Micromagnetics of magnetic chemical modulations in soft-magnetic cylindrical nanowires

TL;DR

This paper investigates how magnetic modulations in soft-magnetic nanowires cause magnetization curling, how this curling depends on modulation length, and how it can be controlled by current-induced Oersted fields.

Contribution

It provides a combined analytical, experimental, and simulation study of magnetization curling in magnetic nanowires with modulations, revealing control mechanisms via current.

Findings

Magnetization curls around the axis in modulated nanowires.

Curling angle saturates at a specific modulation length.

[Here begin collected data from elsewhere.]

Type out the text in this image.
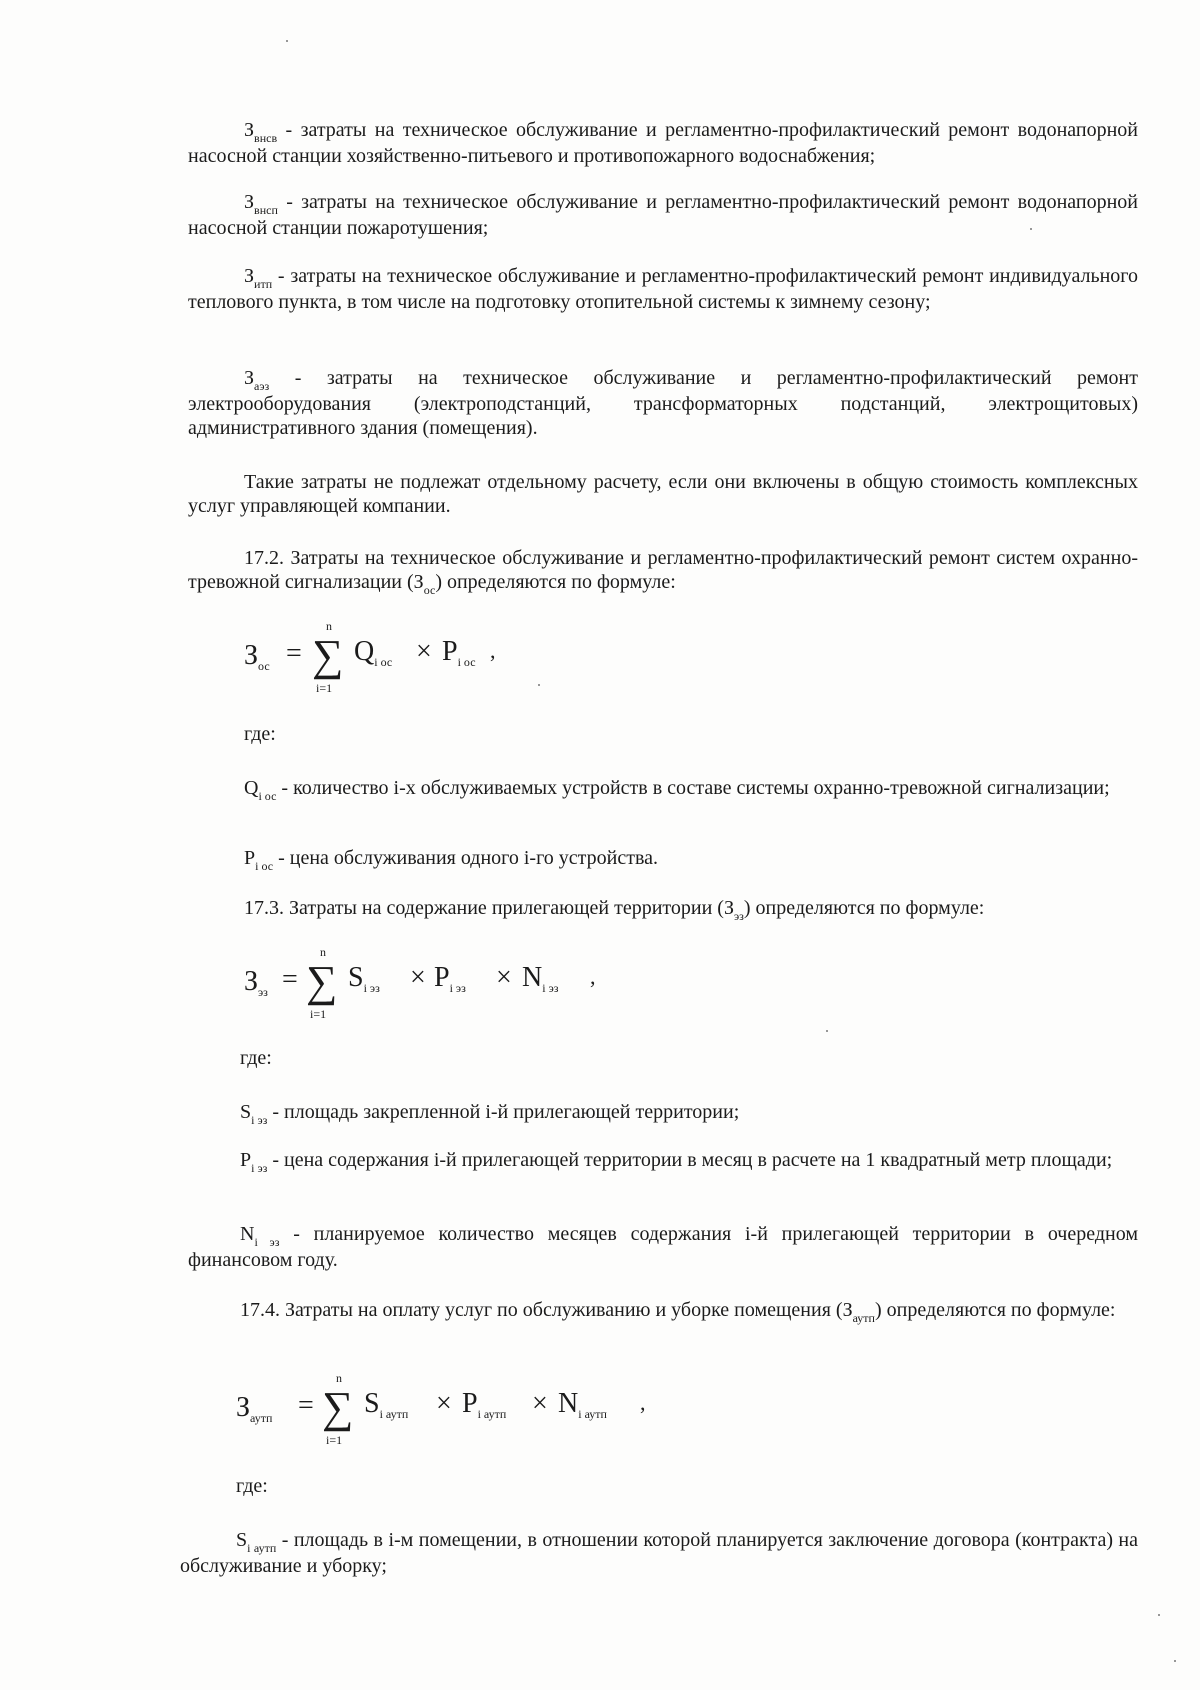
$З_{внсв}$ - затраты на техническое обслуживание и регламентно-профилактический ремонт водонапорной насосной станции хозяйственно-питьевого и противопожарного водоснабжения;
$З_{внсп}$ - затраты на техническое обслуживание и регламентно-профилактический ремонт водонапорной насосной станции пожаротушения;
$З_{итп}$ - затраты на техническое обслуживание и регламентно-профилактический ремонт индивидуального теплового пункта, в том числе на подготовку отопительной системы к зимнему сезону;
$З_{аэз}$ - затраты на техническое обслуживание и регламентно-профилактический ремонт электрооборудования (электроподстанций, трансформаторных подстанций, электрощитовых) административного здания (помещения).
Такие затраты не подлежат отдельному расчету, если они включены в общую стоимость комплексных услуг управляющей компании.
17.2. Затраты на техническое обслуживание и регламентно-профилактический ремонт систем охранно-тревожной сигнализации $(З_{ос})$ определяются по формуле:
$З_{ос}$ = ∑
n
i=1
$Q_{i ос} \times P_{i ос}$ ,
где:
$Q_{i ос}$ - количество i-х обслуживаемых устройств в составе системы охранно-тревожной сигнализации;
$P_{i ос}$ - цена обслуживания одного i-го устройства.
17.3. Затраты на содержание прилегающей территории $(З_{эз})$ определяются по формуле:
$З_{эз}$ = ∑
n
i=1
$S_{i эз} \times P_{i эз} \times N_{i эз}$ ,
где:
$S_{i эз}$ - площадь закрепленной i-й прилегающей территории;
$P_{i эз}$ - цена содержания i-й прилегающей территории в месяц в расчете на 1 квадратный метр площади;
$N_{i эз}$ - планируемое количество месяцев содержания i-й прилегающей территории в очередном финансовом году.
17.4. Затраты на оплату услуг по обслуживанию и уборке помещения $(З_{аутп})$ определяются по формуле:
$З_{аутп}$ = ∑
n
i=1
$S_{i аутп} \times P_{i аутп} \times N_{i аутп}$ ,
где:
$S_{i аутп}$ - площадь в i-м помещении, в отношении которой планируется заключение договора (контракта) на обслуживание и уборку;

Oersted field can switch the curling circulation.

Abstract

We analyze the micromagnetics of short longitudinal modulations of a high-magnetization material in cylindrical nanowires made of a soft-magnetic material of lower magnetization such as permalloy, combining magnetic microscopy, analytical modeling, and micromagnetic simulations. The mismatch of magnetization induces curling of magnetization around the axis in the modulations, in an attempt to screen the interfacial magnetic charges. The curling angle increases with modulation length, until a plateau is reached with nearly full charge screening for a specific length scale~$\Delta_\mathrm{mod}$, larger than the dipolar exchange length of any of the two materials. The curling circulation can be switched by the Oersted field arising from a charge current with typical magnitude $10^{12} A/m^{2}$ for a diameter of $\sim$100 nm, and reaching a maximum for $\Delta_\mathrm{mod}$.